Since the Stock Exchange Commission has drastically slowed down the work, the blockade could even affect Twitter's IPO, which is being heralded as the stock market deal of the year.
M. Vidić
In 2012, the US national debt reached a record 16 trillion dollars, i.e. for the first time in the country's history it exceeded the gross domestic product. As 2013 draws to a close, so does the debt figure of $17 trillion.
In 2001, before the start of the "war on terror" (war on terror), the national debt of the USA amounted to 5,8 trillion (thousand billion), or 55 percent of GDP. However, already in 2002, 33,8 billion was spent on war - a figure that grew from year to year and by 2008 had risen to as much as 200 billion dollars per year. Then came the crisis: the economy shrank by 3,7 percent in the third quarter of 2008; the bank rescue law took another 350 billion. From around 10 trillion, the debt grew to almost 2009 trillion dollars in 12 alone. In addition, the GDP also fell by seven percent in the first quarter, and another nine percent in the fourth quarter, and in the same year another 242 billion was spent on Obama's American Recovery and Reinvestment Act - government aid to the economy in trouble. For the same purpose, another 520 billion was spent in the next two years, so that at the end of fiscal year 2012, the national debt amounted to 16,066 billion.

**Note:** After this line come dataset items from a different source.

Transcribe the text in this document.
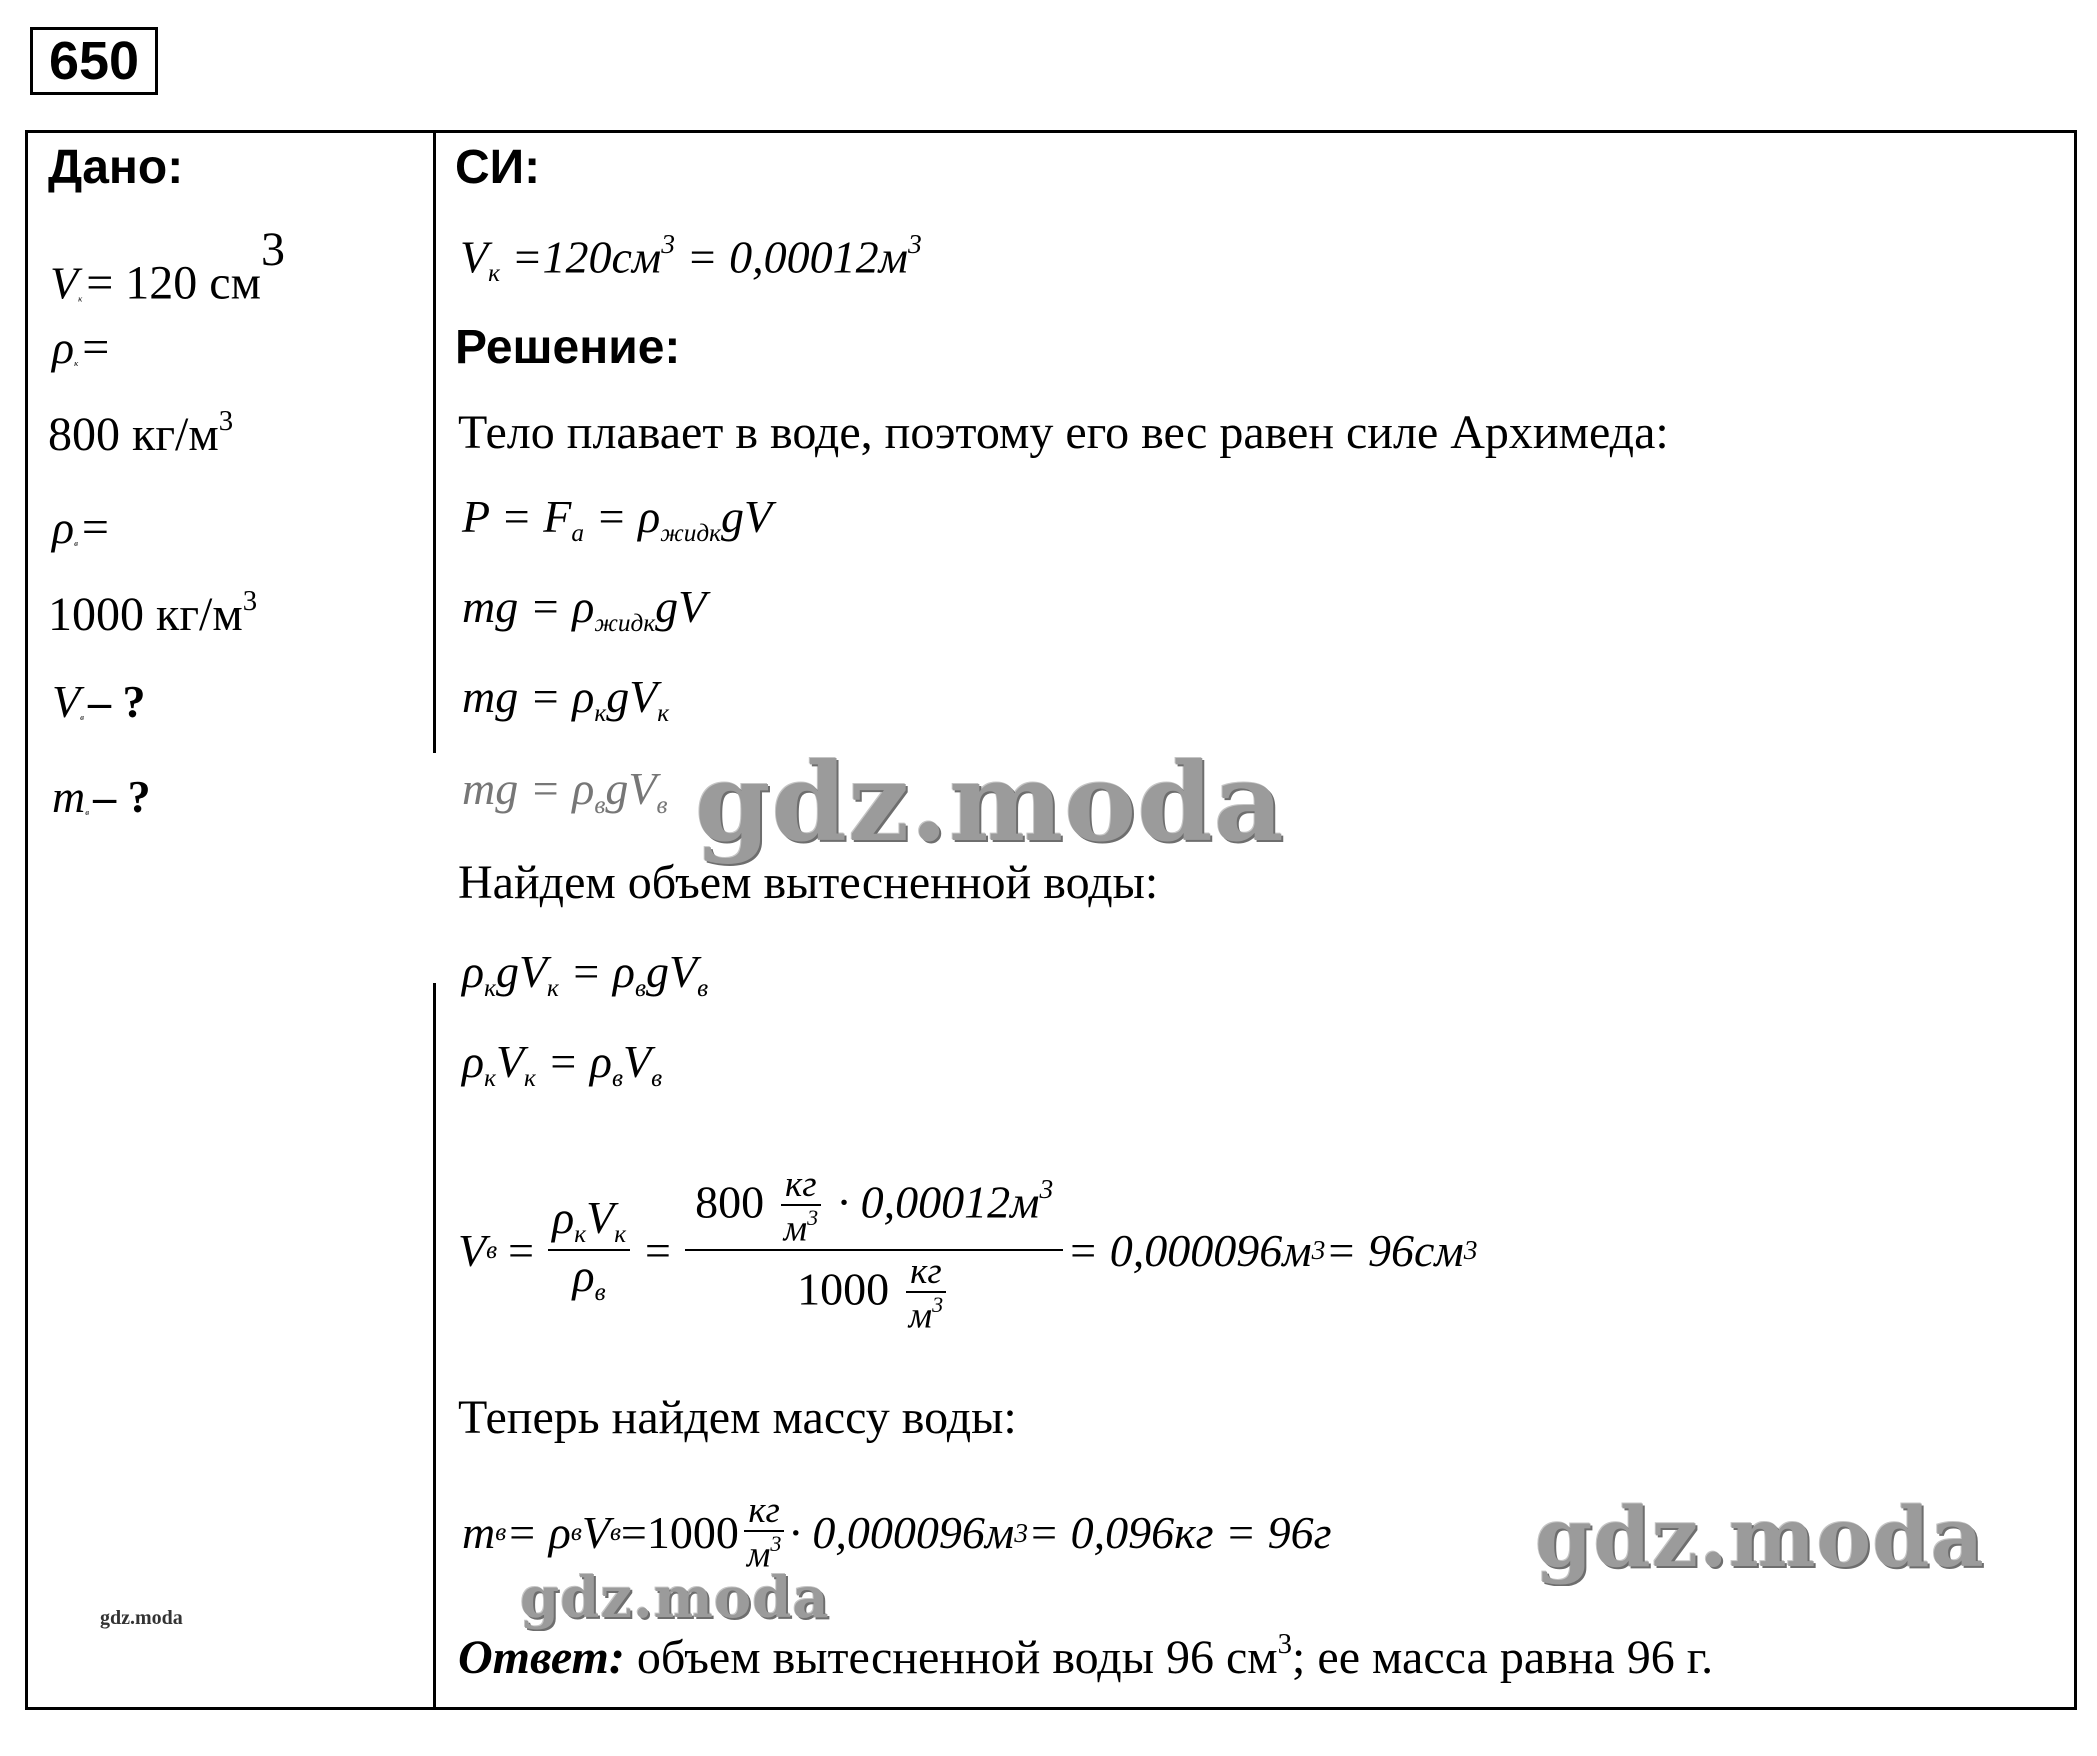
650
Дано:
$V_к = 120$ $см^3$
$\rho_к$ =
800 $кг/м^3$
$\rho_в$ =
1000 $кг/м^3$
$V_в$ – ?
$m_в$ – ?
gdz.moda
СИ:
$V_к =120см^3 = 0,00012м^3$
Решение:
Тело плавает в воде, поэтому его вес равен силе Архимеда:
$P = F_a = \rho_{жидк}gV$
mg = $\rho_{жидк}gV$
mg = $\rho_кgV_к$
mg = $\rho_вgV_в$ gdz.moda
Найдем объем вытесненной воды:
$\rho_кgV_к = \rho_вgV_в$
$\rho_кV_к = \rho_вV_в$
V $в = \frac{\rho_кV_к}{\rho_в} = \frac{800 \frac{кг}{м^3} \cdot 0,00012м^3}{1000 \frac{кг}{м^3}} = 0,000096м$ 3 = 96см 3
Теперь найдем массу воды:
m в = ρ в V $в =1000 \frac{кг}{м^3} \cdot 0,000096м$ 3 = 0,096кг = 96г gdz.moda
gdz.moda
Ответ: объем вытесненной воды 96 $см^3$; ее масса равна 96 г.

About one-third of the total US debt goes to foreign creditors. According to data from July of this year, China and Japan are at the top of this list (which "debt" the US by 1,28 and 1,13 trillion dollars, respectively). The next group of countries is called "Caribbean Banking Sector" with about 300 billion dollars (there are Bahamas, Bermuda, British Virgin Islands, Cayman Islands, Netherlands Antilles and Panama). Oil exporting countries follow with 256 billion (Ecuador, Venezuela, Indonesia, Bahrain, Iran, Iraq, Kuwait, Oman, Qatar, Saudi Arabia, UAE, Algeria, Gabon, Libya and Nigeria). Switzerland is the first European country on the list of the largest creditors of the USA with about 180 billion dollars in claims, and the group of countries to which the USA owes more than 100 billion also includes Belgium, Great Britain, Luxembourg, Russia and Ireland.
Finally, which companies does the US government work with the most? The answer here is very simple: only in the fiscal year 2013, the company Lockheed Martin with defense system products, it won $27,9 billion in US government contracts – nearly double the number of runners-up Boeing (15,2 billion). With 10,4 billion dollars, the company is in third place Raytheon, which produces weapons, military and commercial electronic products, and with slightly less than 10 billion is the fourth General Dynamic Corporation, also from the field of defense.